Дождь еще шел, когда он наконец очутился на тротуаре. Он остановился, поднял воротник, защищаясь от сырости и зябкого холода, затем зашагал в сторону огромного жилого комплекса в четырех кварталах от станции.

Большинство тех, кто находился сейчас рядом с ним, проделывали этот путь уже много лет. Эти кроты, сказал он себе, слепые обитатели темных, сырых подземелий, где никогда не бывает ни солнца, ни ветра, даже не подозревают, что вселенная не ограничивается мрачными коридорами, в которых протекает их жалкая жизнь. И вот теперь он стал одним из них.

Он остановился на углу, зажимая коробку с моделью под мышкой. Людской поток обтекал его; пешеходы шли потупившись, уставившись в асфальт. Кэлли будет дома не раньше, чем через час.

Он повернулся и зашагал против течения, к входу метро, напротив которого находилась закусочная фирмы «Рой Роджерс». Он взял чашку кофе и сел у широкого окна, наблюдая, как за стеклом плывет серая людская масса, съежившаяся под ветром и дождем.

Подъема, охватившего его утром после разговора с адмиралом Генри, как не бывало. У него есть работа… чисто бумажная, заключающаяся в бесконечных заседаниях, заслушивании докладов, сочинении рекомендаций и попытках не спятить от всего этого. Работа в бюрократическом учреждении. Штабная работа, от которой он все эти годы бежал, как черт от ладана, всячески увиливал, пускал в ход связи, лишь бы не заниматься ею. Он попал в заколдованный дворец, в место, где гибнет любая здравая мысль.

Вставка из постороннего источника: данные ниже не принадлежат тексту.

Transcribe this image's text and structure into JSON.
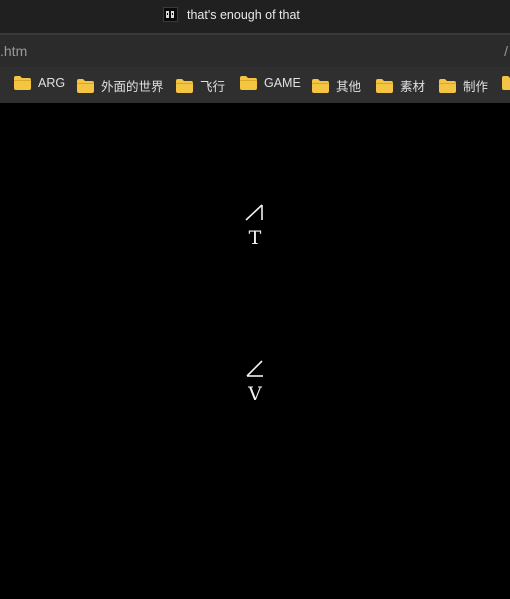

Могло быть, конечно, и хуже. Его могли приставить к сочинению новых форм рапортов о боеготовности.

Подобно многим офицерам-строевикам, Джейк Графтон терпеть не мог бюрократов и втайне презирал их, скрывая свои чувства с переменным успехом. За годы, прошедшие после второй мировой войны, бюрократия в Вашингтоне расцвела пышным цветом. У каждого конгрессмена теперь по двадцать помощников. К любой социальной проблеме приставлена куча бумагомарак, якобы «регулирующих» ее. И в вооруженных силах не лучше. Появилось множество объединенных командований видов вооруженных сил, каждое со штатом в тысячу человек, а то и полторы.

Видимо, такова уж природа человека. Люди в форме без конца анализируют прошлую войну и готовятся к ее повторению, потому что никто не знает, какой окажется война будущая. Новая техника только усугубляет мрак, которым всегда окутано грядущее. Вчерашние бойцы уходят в отставку, новые наследуют их звезды и кабинеты, и так продолжается из поколения в поколение, пока во всех кабинетах не окажутся люди, в жизни не слышавшие ни единого выстрела и вполне уверенные, что не существует проблем, которых нельзя было бы «удовлетворительно» решить с помощью качественной, организованной штабной работы, изложив рекомендации отменным бюрократическим языком. И неизбежно мрак сгущается до непроницаемо черной дыры. Будущая война становится сплошной загадкой, решить которую невоевавшим генералам и адмиралам вкупе с конгрессменами не под силу. Потому и разбухают штаты – каждый начальник ищет специалистов, которые помогали бы ему справляться с текущими делами и неразрешимыми политическими головоломками.